Nous ne savons pas encore quel est le monde qui nous attend  mais nous commençons juste à savoir vers quel monde nous ne voulons pas aller. Ce monde est celui de la catastrophe climatique.

Il nous faut donc discerner les choix encore possibles dans le contexte des transformations irréversibles comme le dérèglement climatique.

Prenons l’exemple de la démographie : la population mondiale aura été multipliée par 4 de 1950 à 2050. Mais au-delà du nombre et du vieillissement, il y a deux phénomènes majeurs à  comprendre et organiser :

  • celui d’une jeunesse qui dure de 15 à 30 ans (l’âge du premier enfant), alors que la jeunesse ne durait que 5 ans il y a encore quelques décennies.
  • Celui d’une nouvelle classe d’âge, celle des seniors actifs de 55 à 75 ans qui jouent un rôle actif fluidificateur et stabilisateur pour les jeunes actifs et pour leur parents en fin de vie. Symboliquement, cette classe “oubliée” n’existe pas dans l’organisation sociale c’est pourtant le pivot de toute la société.

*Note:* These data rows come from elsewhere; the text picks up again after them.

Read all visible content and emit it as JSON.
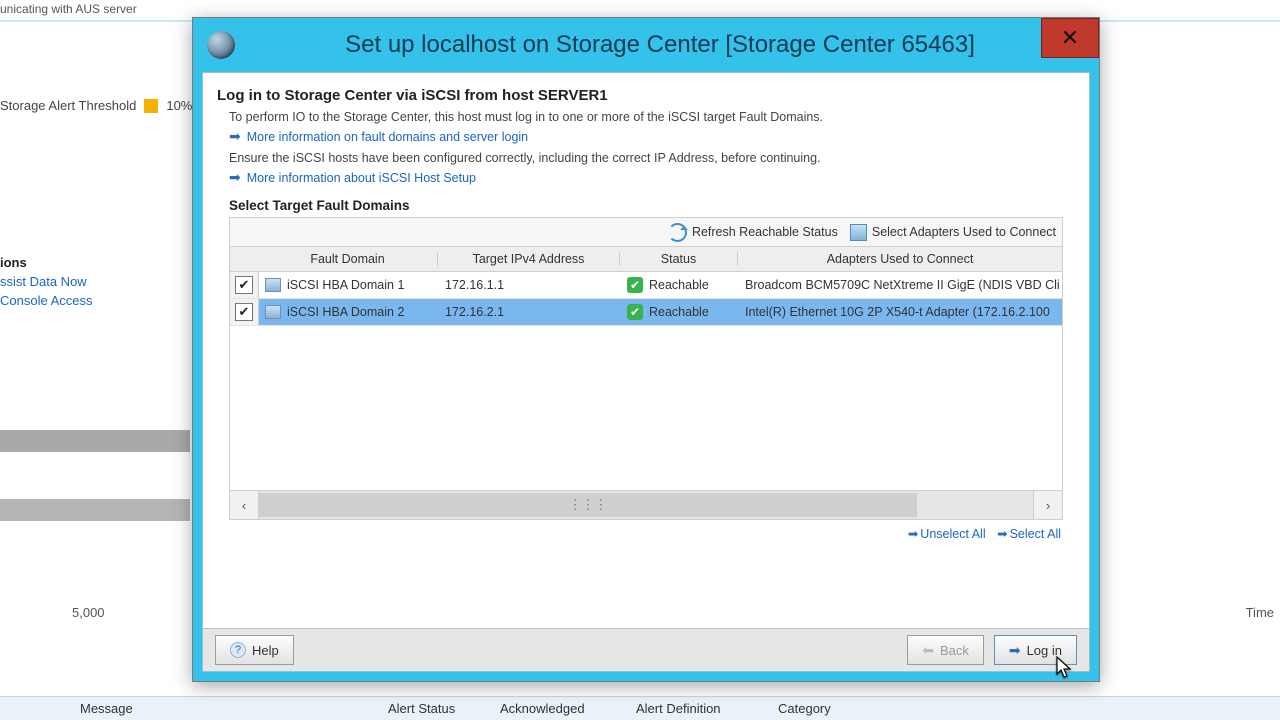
{
  "background": {
    "status": "unicating with AUS server",
    "threshold_label": "Storage Alert Threshold",
    "threshold_value": "10%",
    "ions": "ions",
    "link1": "ssist Data Now",
    "link2": "Console Access",
    "axis_tick": "5,000",
    "time_label": "Time",
    "bottom_cols": {
      "message": "Message",
      "alert_status": "Alert Status",
      "acknowledged": "Acknowledged",
      "alert_definition": "Alert Definition",
      "category": "Category"
    }
  },
  "dialog": {
    "title": "Set up localhost on Storage Center [Storage Center 65463]",
    "heading": "Log in to Storage Center via iSCSI from host SERVER1",
    "para1": "To perform IO to the Storage Center, this host must log in to one or more of the iSCSI target Fault Domains.",
    "more1": "More information on fault domains and server login",
    "para2": "Ensure the iSCSI hosts have been configured correctly, including the correct IP Address, before continuing.",
    "more2": "More information about iSCSI Host Setup",
    "section": "Select Target Fault Domains",
    "toolbar": {
      "refresh": "Refresh Reachable Status",
      "select_adapters": "Select Adapters Used to Connect"
    },
    "columns": {
      "fault_domain": "Fault Domain",
      "target_ip": "Target IPv4 Address",
      "status": "Status",
      "adapters": "Adapters Used to Connect"
    },
    "rows": [
      {
        "checked": true,
        "fault_domain": "iSCSI HBA Domain 1",
        "ip": "172.16.1.1",
        "status": "Reachable",
        "adapter": "Broadcom BCM5709C NetXtreme II GigE (NDIS VBD Cli"
      },
      {
        "checked": true,
        "fault_domain": "iSCSI HBA Domain 2",
        "ip": "172.16.2.1",
        "status": "Reachable",
        "adapter": "Intel(R) Ethernet 10G 2P X540-t Adapter (172.16.2.100"
      }
    ],
    "unselect_all": "Unselect All",
    "select_all": "Select All",
    "footer": {
      "help": "Help",
      "back": "Back",
      "login": "Log in"
    }
  }
}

Umanz- Comment prendre en compte ces nouveaux phénomènes climatiques et démographiques ?

Yannick Blanc :  Nous avons besoin de poser ces phénomènes et d’une délibération collective sur la question de l’allongement de la jeunesse et celle du rôle des seniors actifs.

Il en va de même pour le climat. Le débat sur la transformation climatique a été réduit à une débat entre les climato-sceptiques et les collapsologues mais il y a beaucoup plus de choses à dire. Entre le négationnisme de Trump et les attitudes de pessimisme millénariste il y a encore des choix possibles et de très grandes ampleurs.

Il y a des irréversibles mais il n’y a pas de fatalité climatique.”

S’il est vrai que jamais les variations climatiques n’ont été aussi rapides dans l’histoire humaine, jamais elles n’ont à ce point dépendu de l’activité humaine.  Pour diminuer nos émissions de carbone, il faut des investissements colossaux, mais pas plus importants que celui qui a permis de sauver les banques en 2008…

Il y a des irréversibles mais il n’y a pas de fatalité climatique.

Umanz- Quels choix pouvons-nous faire pour infléchir l’avenir ?

Yannick Blanc : Il faut d’abord s’entendre sur les termes et les choix d’échelles à opérer. Le dérèglement climatique a la caractéristique unique d’offrir une simultanéité des échelles : individuelle et collective.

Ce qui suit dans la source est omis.